In all this, you had no part in making it happen. Rather, God was faithful to His promises and to His election of you as one who would believe, just as St. Paul wrote to the Ephesian congregation, “He did this when he chose us in Christ before the foundation of the world, so that we would be holy and blameless in his sight. In love, he predestined us to be adopted as his sons through Jesus Christ.” (Ephesians 1:4-5)
You might say that every time we gather in worship before the altar of our God, every time we confess our sins, and every time we partake of the Lord’s Supper, we Give thanks for God’s faithfulness.

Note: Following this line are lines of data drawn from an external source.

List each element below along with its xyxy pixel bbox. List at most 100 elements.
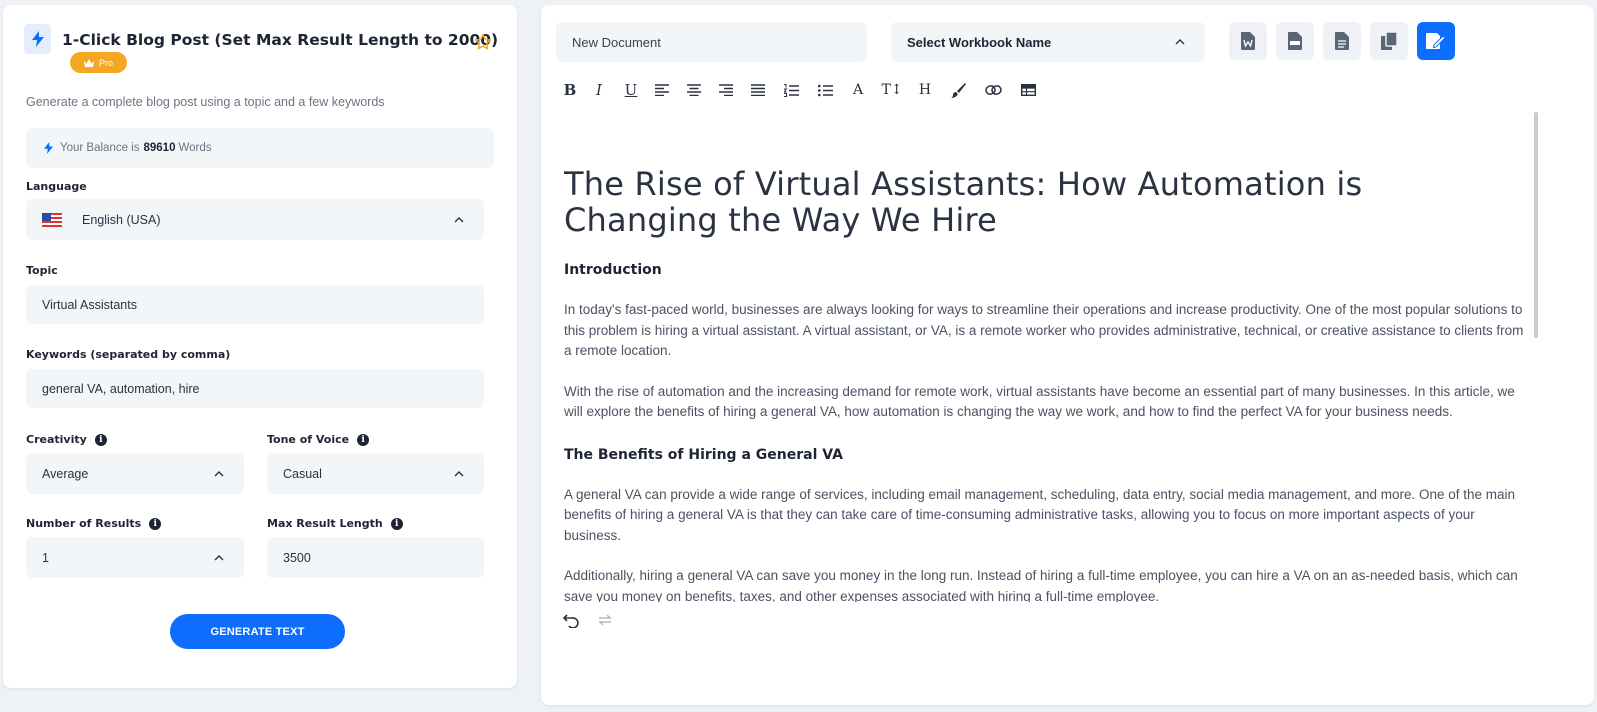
keywords-value: general VA, automation, hire xyxy=(42,381,200,396)
language-select[interactable]: English (USA) xyxy=(26,199,484,240)
topic-input[interactable]: Virtual Assistants xyxy=(26,285,484,324)
align-right-button[interactable] xyxy=(716,80,736,100)
creativity-label: Creativity i xyxy=(26,433,107,446)
section-heading: The Benefits of Hiring a General VA xyxy=(564,446,843,463)
language-label-text: Language xyxy=(26,180,87,193)
chevron-up-icon xyxy=(214,470,224,476)
pro-badge-label: Pro xyxy=(98,57,113,68)
section-heading: Introduction xyxy=(564,262,662,278)
copy-button[interactable] xyxy=(1370,22,1408,60)
redo-icon[interactable] xyxy=(597,612,613,628)
info-icon[interactable]: i xyxy=(94,433,107,446)
info-icon[interactable]: i xyxy=(357,433,370,446)
paragraph: Additionally, hiring a general VA can sa… xyxy=(564,568,1518,602)
bolt-icon xyxy=(24,24,51,54)
ordered-list-button[interactable] xyxy=(781,80,801,100)
chevron-up-icon xyxy=(1175,39,1185,45)
align-center-button[interactable] xyxy=(684,80,704,100)
table-icon xyxy=(1020,84,1036,96)
language-value: English (USA) xyxy=(82,212,161,227)
maxlen-label: Max Result Length i xyxy=(267,517,403,530)
save-icon xyxy=(1426,33,1446,49)
balance-prefix: Your Balance is xyxy=(60,142,140,154)
font-color-button[interactable]: A xyxy=(848,80,868,100)
keywords-label-text: Keywords (separated by comma) xyxy=(26,348,231,361)
paragraph: A general VA can provide a wide range of… xyxy=(564,486,1516,543)
results-label: Number of Results i xyxy=(26,517,162,530)
underline-button[interactable]: U xyxy=(621,80,641,100)
export-txt-button[interactable] xyxy=(1323,22,1361,60)
results-value: 1 xyxy=(42,550,49,565)
align-left-icon xyxy=(655,84,669,96)
creativity-label-text: Creativity xyxy=(26,433,87,446)
workbook-placeholder: Select Workbook Name xyxy=(907,34,1052,50)
highlight-button[interactable] xyxy=(948,80,968,100)
table-button[interactable] xyxy=(1018,80,1038,100)
tone-select[interactable]: Casual xyxy=(267,453,484,494)
save-document-button[interactable] xyxy=(1417,22,1455,60)
document-name-input[interactable]: New Document xyxy=(556,22,867,62)
bullet-list-button[interactable] xyxy=(815,80,835,100)
paragraph: In today's fast-paced world, businesses … xyxy=(564,302,1524,358)
crown-icon xyxy=(83,58,94,67)
tone-value: Casual xyxy=(283,466,322,481)
link-button[interactable] xyxy=(983,80,1003,100)
info-icon[interactable]: i xyxy=(390,517,403,530)
maxlen-value: 3500 xyxy=(283,550,311,565)
chevron-up-icon xyxy=(454,470,464,476)
balance-suffix: Words xyxy=(178,142,212,154)
font-size-button[interactable]: T↕ xyxy=(880,80,904,100)
chevron-up-icon xyxy=(454,216,464,222)
workbook-select[interactable]: Select Workbook Name xyxy=(891,22,1205,62)
bolt-icon xyxy=(44,142,53,154)
creativity-select[interactable]: Average xyxy=(26,453,244,494)
maxlen-input[interactable]: 3500 xyxy=(267,537,484,578)
language-label: Language xyxy=(26,180,87,193)
topic-value: Virtual Assistants xyxy=(42,297,137,312)
chevron-up-icon xyxy=(214,554,224,560)
align-left-button[interactable] xyxy=(652,80,672,100)
tone-label: Tone of Voice i xyxy=(267,433,370,446)
align-right-icon xyxy=(719,84,733,96)
txt-icon xyxy=(1335,32,1349,50)
italic-button[interactable]: I xyxy=(589,80,609,100)
export-pdf-button[interactable] xyxy=(1276,22,1314,60)
link-icon xyxy=(984,85,1002,95)
justify-button[interactable] xyxy=(748,80,768,100)
tool-title: 1-Click Blog Post (Set Max Result Length… xyxy=(62,31,499,49)
pdf-icon xyxy=(1288,32,1302,50)
topic-label-text: Topic xyxy=(26,264,58,277)
ordered-list-icon xyxy=(783,83,799,97)
us-flag-icon xyxy=(42,212,62,227)
creativity-value: Average xyxy=(42,466,89,481)
word-icon xyxy=(1241,32,1255,50)
editor-scrollbar[interactable] xyxy=(1534,112,1538,338)
bullet-list-icon xyxy=(817,84,833,96)
copy-icon xyxy=(1381,32,1397,50)
export-word-button[interactable] xyxy=(1229,22,1267,60)
heading-button[interactable]: H xyxy=(915,80,935,100)
topic-label: Topic xyxy=(26,264,58,277)
justify-icon xyxy=(751,84,765,96)
tool-description: Generate a complete blog post using a to… xyxy=(26,95,385,109)
document-title: The Rise of Virtual Assistants: How Auto… xyxy=(564,165,1363,239)
maxlen-label-text: Max Result Length xyxy=(267,517,383,530)
info-icon[interactable]: i xyxy=(149,517,162,530)
paint-brush-icon xyxy=(950,82,966,98)
balance-box: Your Balance is 89610 Words xyxy=(26,128,494,168)
star-icon[interactable] xyxy=(474,33,492,51)
keywords-label: Keywords (separated by comma) xyxy=(26,348,230,361)
tone-label-text: Tone of Voice xyxy=(267,433,350,446)
undo-icon[interactable] xyxy=(563,612,579,628)
generate-text-button[interactable]: GENERATE TEXT xyxy=(170,614,345,649)
balance-value: 89610 xyxy=(143,142,176,154)
paragraph: With the rise of automation and the incr… xyxy=(564,383,1515,420)
pro-badge: Pro xyxy=(70,52,127,73)
document-name-value: New Document xyxy=(572,34,661,50)
results-label-text: Number of Results xyxy=(26,517,142,530)
bold-button[interactable]: B xyxy=(560,80,580,100)
keywords-input[interactable]: general VA, automation, hire xyxy=(26,369,484,408)
document-editor[interactable]: The Rise of Virtual Assistants: How Auto… xyxy=(564,110,1526,602)
align-center-icon xyxy=(687,84,701,96)
results-select[interactable]: 1 xyxy=(26,537,244,578)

We give thanks primarily simply by believing His promises.
Concerning faith in Jesus, the writer to the Hebrews wrote, “By faith Noah, when he was warned about things that had not been seen before, built an ark, in reverent fear, in order to save his family. By it he condemned the world and became an heir of the righteousness that is by faith.” (Hebrews 11:7) It was faith worked in Noah by the Holy Spirit that got him to commit himself to building an ark and then led him onto that boat that would protect him and his family from the deadly flood. Likewise, it is faith, worked in you by the power of the Holy Spirit in Word and Sacrament, that brought you into the saving vessel of God’s Church, so that you won’t have to face destruction in the judgment on Judgment Day.

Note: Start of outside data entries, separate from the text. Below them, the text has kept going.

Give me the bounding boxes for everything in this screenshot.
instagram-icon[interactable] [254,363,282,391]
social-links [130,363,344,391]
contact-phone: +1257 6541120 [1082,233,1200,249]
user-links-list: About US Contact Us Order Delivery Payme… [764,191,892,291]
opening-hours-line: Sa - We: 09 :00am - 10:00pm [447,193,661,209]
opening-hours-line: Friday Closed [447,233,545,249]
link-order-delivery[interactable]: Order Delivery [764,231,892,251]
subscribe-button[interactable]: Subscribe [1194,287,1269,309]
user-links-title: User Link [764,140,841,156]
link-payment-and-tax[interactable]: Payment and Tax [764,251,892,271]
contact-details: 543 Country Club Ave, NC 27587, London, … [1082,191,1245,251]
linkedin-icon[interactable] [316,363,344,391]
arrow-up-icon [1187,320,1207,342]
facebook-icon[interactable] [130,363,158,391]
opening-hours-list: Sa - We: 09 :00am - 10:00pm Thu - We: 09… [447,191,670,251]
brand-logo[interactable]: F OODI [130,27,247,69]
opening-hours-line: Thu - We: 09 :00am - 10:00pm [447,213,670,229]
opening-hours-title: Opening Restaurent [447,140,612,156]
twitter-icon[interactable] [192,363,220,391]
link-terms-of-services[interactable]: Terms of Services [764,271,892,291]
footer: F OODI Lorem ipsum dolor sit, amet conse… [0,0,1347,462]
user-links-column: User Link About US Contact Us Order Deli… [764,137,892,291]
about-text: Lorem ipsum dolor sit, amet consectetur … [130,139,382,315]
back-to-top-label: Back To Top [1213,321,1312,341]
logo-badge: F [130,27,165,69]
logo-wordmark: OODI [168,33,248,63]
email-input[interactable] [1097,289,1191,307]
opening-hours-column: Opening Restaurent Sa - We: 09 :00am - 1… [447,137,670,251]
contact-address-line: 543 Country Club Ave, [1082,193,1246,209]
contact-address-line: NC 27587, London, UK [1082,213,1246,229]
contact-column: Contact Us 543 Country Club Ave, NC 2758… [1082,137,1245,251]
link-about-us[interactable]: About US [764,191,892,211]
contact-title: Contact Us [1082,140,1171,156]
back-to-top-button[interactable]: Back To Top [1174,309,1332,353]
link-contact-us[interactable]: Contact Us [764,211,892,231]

In light of the momentary troubles this world continually throws against us, and even in the face of persecution and death, the same writer to the Hebrews encourages us:
Let us keep our eyes fixed on Jesus, who is the author of our faith and the one who brings it to its goal. In view of the joy set before him, he endured the cross, disregarding its shame, and has taken his seat at the right hand of God’s throne. Carefully consider him who endured such hostility against himself from sinful people, so that you do not grow weary and lose heart. (Hebrews 12:2-3)

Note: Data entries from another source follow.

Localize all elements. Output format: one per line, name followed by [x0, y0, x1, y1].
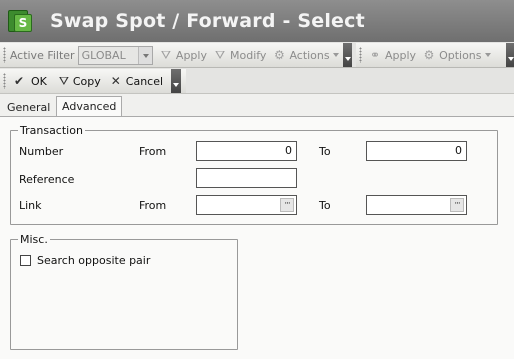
- gear-icon: ⚙: [423, 48, 435, 62]
- number-from-field[interactable]: 0: [196, 141, 297, 161]
- app-icon: S: [8, 8, 34, 34]
- action-toolbar-segment: ✔ OK ⛛ Copy ✕ Cancel: [0, 69, 186, 93]
- active-filter-value: GLOBAL: [81, 48, 126, 62]
- apply-options-button[interactable]: ⚭ Apply: [368, 48, 416, 62]
- apply-options-label: Apply: [385, 48, 417, 62]
- close-icon: ✕: [110, 74, 121, 88]
- link-to-label: To: [319, 199, 331, 212]
- window-title: Swap Spot / Forward - Select: [50, 10, 365, 32]
- number-from-label: From: [139, 145, 167, 158]
- toolbar-grip[interactable]: [359, 47, 362, 63]
- toolbar-grip[interactable]: [3, 73, 6, 89]
- filter-toolbar-segment: Active Filter GLOBAL ⛛ Apply ⛛ Modify ⚙ …: [0, 43, 352, 67]
- modify-filter-button[interactable]: ⛛ Modify: [213, 47, 267, 62]
- link-to-field[interactable]: ···: [366, 195, 467, 215]
- filter-icon: ⛛: [58, 73, 69, 88]
- number-label: Number: [19, 145, 64, 158]
- options-menu-label: Options: [439, 48, 482, 62]
- tab-general[interactable]: General: [2, 98, 55, 116]
- toolbar-overflow-button[interactable]: [506, 43, 514, 67]
- gear-icon: ⚙: [274, 48, 285, 62]
- toolbar-overflow-button[interactable]: [171, 69, 182, 93]
- ellipsis-icon[interactable]: ···: [280, 198, 294, 212]
- chevron-down-icon[interactable]: [137, 46, 152, 64]
- search-opposite-pair-checkbox[interactable]: [20, 255, 31, 266]
- chevron-down-icon: [332, 53, 339, 57]
- reference-label: Reference: [19, 173, 75, 186]
- apply-filter-label: Apply: [175, 48, 207, 62]
- copy-button[interactable]: ⛛ Copy: [57, 74, 101, 89]
- reference-field[interactable]: [196, 168, 297, 188]
- ok-button[interactable]: ✔ OK: [12, 74, 47, 88]
- modify-filter-label: Modify: [229, 48, 267, 62]
- chevron-down-icon: [484, 53, 491, 57]
- ellipsis-icon[interactable]: ···: [450, 198, 464, 212]
- tab-advanced[interactable]: Advanced: [56, 96, 123, 116]
- copy-label: Copy: [72, 74, 101, 88]
- filter-toolbar: Active Filter GLOBAL ⛛ Apply ⛛ Modify ⚙ …: [0, 42, 514, 68]
- filter-icon: ⛛: [160, 47, 171, 62]
- apply-filter-button[interactable]: ⛛ Apply: [159, 48, 207, 62]
- actions-menu-label: Actions: [289, 48, 330, 62]
- checkmark-icon: ✔: [13, 74, 25, 88]
- cancel-button[interactable]: ✕ Cancel: [109, 74, 163, 88]
- number-to-label: To: [319, 145, 331, 158]
- title-bar: S Swap Spot / Forward - Select: [0, 0, 514, 42]
- toolbar-grip[interactable]: [3, 47, 6, 63]
- binoculars-icon: ⚭: [369, 48, 381, 62]
- link-from-field[interactable]: ···: [196, 195, 297, 215]
- filter-edit-icon: ⛛: [214, 47, 226, 62]
- cancel-label: Cancel: [125, 74, 164, 88]
- link-from-label: From: [139, 199, 167, 212]
- active-filter-select[interactable]: GLOBAL: [77, 45, 153, 65]
- search-opposite-pair-label[interactable]: Search opposite pair: [37, 254, 150, 267]
- tab-content-advanced: Transaction Number From 0 To 0 Reference…: [0, 116, 514, 359]
- action-toolbar: ✔ OK ⛛ Copy ✕ Cancel: [0, 68, 514, 94]
- ok-label: OK: [31, 74, 47, 88]
- transaction-group-legend: Transaction: [18, 124, 85, 137]
- options-menu-button[interactable]: ⚙ Options: [422, 48, 491, 62]
- actions-menu-button[interactable]: ⚙ Actions: [272, 48, 339, 62]
- number-to-field[interactable]: 0: [366, 141, 467, 161]
- link-label: Link: [19, 199, 42, 212]
- toolbar-overflow-button[interactable]: [342, 43, 352, 67]
- active-filter-label: Active Filter: [9, 48, 75, 62]
- tab-strip: General Advanced: [0, 96, 514, 116]
- misc-group-legend: Misc.: [18, 233, 50, 246]
- options-toolbar-segment: ⚭ Apply ⚙ Options: [356, 43, 506, 67]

When Noah came to faith, everything Jesus would do to carry out God’s saving plan remained a mystery ahead of him. Noah would never know all the good things that were to come until he entered heaven believing God’s promise. You and I have the history of all the prophets foretold and the fulfilment of those prophecies in Jesus. Everything God prophesied to rescue us from condemnation has been fulfilled in His beloved Son. God has been and continues to be ever faithful.
To the recalcitrant Israelites, God spoke through His prophet, Malachi, “Certainly I, the Lord, do not change. That is why you, sons of Jacob, have not come to an end.” (Malachi 3:6)
So that many more sinners may hear and believe, Judgment Day has not yet come. Still, to you and me who have been counted righteous through faith in Jesus as our Savior, the Lord declares, “Look, I am coming soon and my reward is with me, to repay each one according to what he has done. I am the Alpha and the Omega, the First and the Last, the Beginning and the End. Blessed are those who wash their robes, so that they may have the right to the Tree of Life and so that they may enter through the gates into the city.” (Revelation 22:12-14) God has been faithful to His promise to deliver us from sin and death. He brought us into His kingdom through the cleansing water and Word of Baptism, and it is in that Sacrament that we were washed and dressed in the righteousness that makes us His dear ones by faith. That is among the many reasons why today and every day, we Give thanks for God’s faithfulness. Amen.
After you have suffered a little while, the God of all grace, who called you into his eternal glory in Christ Jesus, will himself restore, establish, strengthen, and support you. To him be the glory and the power forever and ever. Amen.